Только Женьке происходящее было без разницы. Она тихонечко проскользнула в комнату, забралась в постель, с головой укрылась одеялом. Никто в коридоре ее исчезновения не заметил.
Пауза затягивалась.
— Да вы проходите! — Наташка сделала широкий приглашающий жест в неопределенном направлении.
— Танечка, здравствуй! — Ольга отмерла первой. Она хотела обнять, поцеловать — что там положено делать, когда родственники давно не виделись? Но отчего-то осталась на месте и только смотрела на Таню — как будто ждала особого приглашения, позволения с ее стороны. Вид у нее был настолько потерянный и виноватый, что и Татьяне Александровне захотелось обнять младшую сестру… она так мало изменилась… ее вдруг так сделалось жалко. Но и она осталась на месте.
— Мам… теть Оль? — Наташка переводила взгляд с одной на другую. — Ну что вы в коридоре-то?!
— Да, правда… — Ольга совсем стушевалась и засуетилась не хуже Наташки. — Сейчас-сейчас… у меня тут подарочки для всех, маленькие…
Она стала неловко тянуть упаковочную пленку, пытаясь надорвать, но та не поддавалась. Проклятую пленку навязал Мартин, начитавшись всяких ужасов про воровство на российских рейсах. И она, всегда смеявшаяся над этой привычкой пеленать чемоданы, послушалась.
— Вам, может быть, ножницы? или ножик? — спохватилась Наташка и, с трудом миновав застывшую в проеме мать, ретировалась в кухню. Там что-то задвигалось и загремело.
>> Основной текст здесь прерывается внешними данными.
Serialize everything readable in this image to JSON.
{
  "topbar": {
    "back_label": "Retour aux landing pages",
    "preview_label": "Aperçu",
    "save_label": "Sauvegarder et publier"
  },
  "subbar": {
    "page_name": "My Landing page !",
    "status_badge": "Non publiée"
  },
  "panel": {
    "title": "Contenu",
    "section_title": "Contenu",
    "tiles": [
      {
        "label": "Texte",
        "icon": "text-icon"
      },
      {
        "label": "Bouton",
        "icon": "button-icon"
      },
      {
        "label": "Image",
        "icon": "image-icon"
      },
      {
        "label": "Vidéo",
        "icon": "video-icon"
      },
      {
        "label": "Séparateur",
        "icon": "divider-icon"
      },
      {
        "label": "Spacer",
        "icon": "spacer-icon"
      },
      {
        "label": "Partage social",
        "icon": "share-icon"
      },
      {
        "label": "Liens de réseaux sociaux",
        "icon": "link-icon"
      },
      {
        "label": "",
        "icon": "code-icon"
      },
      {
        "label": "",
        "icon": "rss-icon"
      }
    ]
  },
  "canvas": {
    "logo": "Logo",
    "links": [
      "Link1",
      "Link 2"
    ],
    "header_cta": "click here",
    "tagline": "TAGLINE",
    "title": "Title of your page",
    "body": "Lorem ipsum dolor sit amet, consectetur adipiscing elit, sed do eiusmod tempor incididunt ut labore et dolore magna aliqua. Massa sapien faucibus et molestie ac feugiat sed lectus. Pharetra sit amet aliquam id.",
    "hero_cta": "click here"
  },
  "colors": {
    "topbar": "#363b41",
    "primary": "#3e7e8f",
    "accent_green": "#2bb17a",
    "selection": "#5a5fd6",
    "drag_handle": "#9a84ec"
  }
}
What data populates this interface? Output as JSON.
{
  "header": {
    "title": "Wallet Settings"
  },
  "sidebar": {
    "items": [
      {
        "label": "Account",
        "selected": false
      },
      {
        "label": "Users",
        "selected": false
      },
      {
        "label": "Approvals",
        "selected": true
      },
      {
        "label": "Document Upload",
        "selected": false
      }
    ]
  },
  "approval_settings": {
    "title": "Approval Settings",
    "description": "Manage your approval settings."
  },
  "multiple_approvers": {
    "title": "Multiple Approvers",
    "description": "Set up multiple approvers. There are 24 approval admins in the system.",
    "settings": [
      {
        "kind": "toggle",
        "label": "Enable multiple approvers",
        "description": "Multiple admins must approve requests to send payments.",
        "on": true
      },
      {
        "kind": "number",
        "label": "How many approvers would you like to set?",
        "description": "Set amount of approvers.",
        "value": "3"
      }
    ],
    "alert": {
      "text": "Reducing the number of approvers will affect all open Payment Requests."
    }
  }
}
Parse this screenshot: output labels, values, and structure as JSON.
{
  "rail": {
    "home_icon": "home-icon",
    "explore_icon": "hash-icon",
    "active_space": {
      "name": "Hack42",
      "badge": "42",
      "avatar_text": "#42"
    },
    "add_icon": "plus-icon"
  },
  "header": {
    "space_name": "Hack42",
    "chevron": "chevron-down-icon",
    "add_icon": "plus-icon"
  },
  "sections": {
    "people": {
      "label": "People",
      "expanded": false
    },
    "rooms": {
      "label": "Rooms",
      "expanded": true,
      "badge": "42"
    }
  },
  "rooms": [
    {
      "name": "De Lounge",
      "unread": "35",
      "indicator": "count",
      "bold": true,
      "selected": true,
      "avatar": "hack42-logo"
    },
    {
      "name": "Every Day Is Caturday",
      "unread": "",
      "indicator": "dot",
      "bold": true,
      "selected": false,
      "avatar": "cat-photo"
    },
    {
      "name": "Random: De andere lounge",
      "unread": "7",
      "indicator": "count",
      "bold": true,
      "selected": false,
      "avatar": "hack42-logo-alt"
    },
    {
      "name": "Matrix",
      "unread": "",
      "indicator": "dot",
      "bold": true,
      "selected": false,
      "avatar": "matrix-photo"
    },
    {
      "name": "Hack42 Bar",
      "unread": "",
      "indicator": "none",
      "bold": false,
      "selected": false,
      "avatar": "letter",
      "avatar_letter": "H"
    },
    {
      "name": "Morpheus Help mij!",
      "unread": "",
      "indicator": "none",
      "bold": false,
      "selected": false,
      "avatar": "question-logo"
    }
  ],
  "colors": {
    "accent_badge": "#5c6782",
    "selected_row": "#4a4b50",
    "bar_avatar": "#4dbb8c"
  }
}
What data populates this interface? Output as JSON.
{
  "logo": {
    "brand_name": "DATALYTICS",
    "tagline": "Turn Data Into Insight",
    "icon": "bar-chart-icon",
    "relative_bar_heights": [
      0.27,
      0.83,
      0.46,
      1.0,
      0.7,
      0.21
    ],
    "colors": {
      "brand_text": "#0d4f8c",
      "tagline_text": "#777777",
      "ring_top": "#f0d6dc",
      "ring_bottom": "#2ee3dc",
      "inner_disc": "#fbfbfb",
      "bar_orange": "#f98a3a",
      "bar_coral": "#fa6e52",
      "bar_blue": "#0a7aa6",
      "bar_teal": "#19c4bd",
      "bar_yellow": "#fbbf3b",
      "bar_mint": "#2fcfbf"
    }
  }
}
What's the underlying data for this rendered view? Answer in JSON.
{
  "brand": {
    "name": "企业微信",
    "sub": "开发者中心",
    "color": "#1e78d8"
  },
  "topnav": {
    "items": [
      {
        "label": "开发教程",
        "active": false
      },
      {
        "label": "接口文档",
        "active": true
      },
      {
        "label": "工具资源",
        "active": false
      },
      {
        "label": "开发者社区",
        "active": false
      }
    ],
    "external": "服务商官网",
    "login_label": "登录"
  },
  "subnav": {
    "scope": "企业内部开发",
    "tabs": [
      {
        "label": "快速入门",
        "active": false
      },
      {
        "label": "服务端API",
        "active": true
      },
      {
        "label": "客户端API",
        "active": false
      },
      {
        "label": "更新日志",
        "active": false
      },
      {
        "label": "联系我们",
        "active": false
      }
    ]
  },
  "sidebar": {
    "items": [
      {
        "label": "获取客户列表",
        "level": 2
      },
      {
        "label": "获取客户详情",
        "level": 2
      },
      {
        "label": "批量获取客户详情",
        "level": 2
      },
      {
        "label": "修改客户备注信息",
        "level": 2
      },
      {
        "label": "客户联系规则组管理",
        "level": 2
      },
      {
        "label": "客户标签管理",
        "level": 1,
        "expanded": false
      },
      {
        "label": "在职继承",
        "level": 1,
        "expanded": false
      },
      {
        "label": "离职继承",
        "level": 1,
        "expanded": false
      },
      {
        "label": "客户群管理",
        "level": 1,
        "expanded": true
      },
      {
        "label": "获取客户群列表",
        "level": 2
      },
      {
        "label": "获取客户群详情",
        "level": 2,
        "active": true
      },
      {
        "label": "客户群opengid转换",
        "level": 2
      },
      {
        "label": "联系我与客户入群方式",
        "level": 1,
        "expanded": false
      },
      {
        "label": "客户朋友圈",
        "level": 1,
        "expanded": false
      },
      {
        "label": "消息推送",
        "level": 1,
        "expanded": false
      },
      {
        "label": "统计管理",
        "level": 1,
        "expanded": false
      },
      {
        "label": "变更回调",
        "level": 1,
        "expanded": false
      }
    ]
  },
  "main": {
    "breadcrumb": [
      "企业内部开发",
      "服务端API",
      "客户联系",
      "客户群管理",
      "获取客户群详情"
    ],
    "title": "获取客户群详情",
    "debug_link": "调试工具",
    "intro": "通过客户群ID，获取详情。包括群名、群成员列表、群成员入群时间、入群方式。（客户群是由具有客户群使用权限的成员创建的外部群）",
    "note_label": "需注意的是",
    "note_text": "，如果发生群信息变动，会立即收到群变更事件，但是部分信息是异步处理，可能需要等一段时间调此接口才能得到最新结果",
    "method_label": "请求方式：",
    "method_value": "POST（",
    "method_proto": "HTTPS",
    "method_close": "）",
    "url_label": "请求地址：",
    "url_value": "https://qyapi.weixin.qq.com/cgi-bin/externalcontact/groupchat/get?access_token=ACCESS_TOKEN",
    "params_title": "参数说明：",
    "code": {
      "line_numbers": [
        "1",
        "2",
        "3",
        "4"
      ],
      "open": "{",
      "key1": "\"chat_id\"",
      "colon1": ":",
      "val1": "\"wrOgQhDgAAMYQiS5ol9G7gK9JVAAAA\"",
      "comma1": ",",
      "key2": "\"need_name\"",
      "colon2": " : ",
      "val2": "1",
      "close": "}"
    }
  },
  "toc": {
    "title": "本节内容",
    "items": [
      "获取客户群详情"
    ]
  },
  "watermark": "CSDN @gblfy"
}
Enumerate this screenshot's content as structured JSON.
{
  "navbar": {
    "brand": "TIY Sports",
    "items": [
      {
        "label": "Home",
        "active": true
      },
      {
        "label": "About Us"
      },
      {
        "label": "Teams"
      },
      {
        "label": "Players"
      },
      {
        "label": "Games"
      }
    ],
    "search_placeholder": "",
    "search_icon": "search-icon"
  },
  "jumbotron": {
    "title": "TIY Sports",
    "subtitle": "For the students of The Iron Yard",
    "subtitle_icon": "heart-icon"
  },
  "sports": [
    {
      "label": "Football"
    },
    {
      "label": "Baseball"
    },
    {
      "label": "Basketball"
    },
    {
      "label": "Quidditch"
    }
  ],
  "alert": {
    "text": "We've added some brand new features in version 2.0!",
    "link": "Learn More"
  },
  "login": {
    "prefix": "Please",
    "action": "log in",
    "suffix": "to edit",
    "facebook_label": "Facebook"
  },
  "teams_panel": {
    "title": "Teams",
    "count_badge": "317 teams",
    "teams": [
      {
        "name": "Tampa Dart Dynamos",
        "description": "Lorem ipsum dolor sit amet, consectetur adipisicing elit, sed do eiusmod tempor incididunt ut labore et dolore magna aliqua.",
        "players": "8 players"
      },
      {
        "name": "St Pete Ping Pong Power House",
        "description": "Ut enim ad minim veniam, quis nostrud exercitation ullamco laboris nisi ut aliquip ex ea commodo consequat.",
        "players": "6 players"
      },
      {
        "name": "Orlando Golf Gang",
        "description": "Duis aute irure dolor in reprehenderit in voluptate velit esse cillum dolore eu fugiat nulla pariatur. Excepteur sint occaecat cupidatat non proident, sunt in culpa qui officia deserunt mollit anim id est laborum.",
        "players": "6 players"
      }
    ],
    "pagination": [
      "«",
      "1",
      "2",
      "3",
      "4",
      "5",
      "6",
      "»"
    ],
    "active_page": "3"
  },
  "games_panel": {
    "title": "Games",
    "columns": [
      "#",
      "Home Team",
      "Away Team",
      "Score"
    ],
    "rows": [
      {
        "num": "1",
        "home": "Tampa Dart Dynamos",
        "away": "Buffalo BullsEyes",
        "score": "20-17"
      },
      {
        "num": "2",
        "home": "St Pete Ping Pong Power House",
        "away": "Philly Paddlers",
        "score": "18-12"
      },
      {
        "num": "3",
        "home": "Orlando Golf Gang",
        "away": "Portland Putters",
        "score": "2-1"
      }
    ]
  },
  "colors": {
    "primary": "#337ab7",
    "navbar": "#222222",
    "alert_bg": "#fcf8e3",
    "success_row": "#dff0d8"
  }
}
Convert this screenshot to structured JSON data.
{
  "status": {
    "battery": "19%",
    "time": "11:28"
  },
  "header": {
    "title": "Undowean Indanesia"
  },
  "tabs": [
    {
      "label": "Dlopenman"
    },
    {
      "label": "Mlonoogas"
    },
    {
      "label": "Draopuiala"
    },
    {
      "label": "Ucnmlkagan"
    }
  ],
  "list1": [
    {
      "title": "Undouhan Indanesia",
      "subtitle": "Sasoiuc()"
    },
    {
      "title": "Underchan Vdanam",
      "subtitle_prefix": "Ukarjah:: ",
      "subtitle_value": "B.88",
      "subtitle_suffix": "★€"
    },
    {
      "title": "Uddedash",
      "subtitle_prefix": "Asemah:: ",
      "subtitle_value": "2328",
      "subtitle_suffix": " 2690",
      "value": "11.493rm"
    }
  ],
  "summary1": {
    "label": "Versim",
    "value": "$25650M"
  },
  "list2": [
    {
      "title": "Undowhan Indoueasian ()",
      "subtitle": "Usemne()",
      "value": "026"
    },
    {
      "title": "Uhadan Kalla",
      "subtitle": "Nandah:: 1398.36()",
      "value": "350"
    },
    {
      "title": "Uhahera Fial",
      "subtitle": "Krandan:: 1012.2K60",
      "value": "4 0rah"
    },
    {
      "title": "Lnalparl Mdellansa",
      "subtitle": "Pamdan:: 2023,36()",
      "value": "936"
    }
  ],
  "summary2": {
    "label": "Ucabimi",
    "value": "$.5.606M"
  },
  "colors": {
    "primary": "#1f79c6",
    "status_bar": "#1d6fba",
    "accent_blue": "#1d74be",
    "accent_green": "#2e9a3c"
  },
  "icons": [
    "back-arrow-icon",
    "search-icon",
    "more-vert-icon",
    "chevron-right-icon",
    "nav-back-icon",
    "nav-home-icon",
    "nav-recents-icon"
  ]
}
— Ничего-ничего! — пробормотала Ольга. — Не беспокойтесь…
Она уже сидела на корточках около злополучного чемодана и краем сознания отмечала, как опять стреляет колено, тянула пленку, а когда подняла глаза на Таню, наткнулась на строгий, немного удивленный взгляд:
— Ты что же, вот так вот по городу шла, да? С полиэтиленом-то этим?
— Да.
— Тоже, европейцы! — покривилась Татьяна Александровна. — Что ж ты его замотала так? — И не дожидаясь ответа, закричала в кухню: — Наталья, что ты там вошкаешься? Ножницы неси! В среднем ящике!
Глава 15
Скандинавские палки глухо тупали о мостовую, подчиняясь ритму шагов. Ольга шла и думала, что это самая странная поездка в ее жизни.
Когда суета в коридоре улеглась и сестры обнялись — торопливо, холодновато, — Ольгу отвели в бывшую детскую. Она огляделась — и поразилась, как мало изменилась комната. Шкаф, письменный стол были на прежних местах. Полировка стерлась, дверцы закрывались на бумажку, но это были старые добрые вещи из детства. Вот тут учили уроки и однажды разлили чернила — на уголке остался еле уловимый след... конечно, это она разлила, вечно она вертелась, а Таня ругалась и помогала собрать лужицу промокашкой. А в шкафу верхние полки были «старшие», а нижние «младшие» — ах, как хотелось поменяться, но сестра не соглашалась. «Не дотянешься!» Ольга открыла дверцу. Две верхние полки были свободны. Улыбнулась. На стене вместо карты висел постер группы, которую Ольга не знала, место железных узких коек занимал маленький диванчик — разложенный, укрытый безупречно расправленным покрывалом, поверх которого торчал белый парус подушки. Не по встрече в коридоре, не по торопливому поцелую в щеку, а по этому парусу она поняла, что сестра ее действительно ждала.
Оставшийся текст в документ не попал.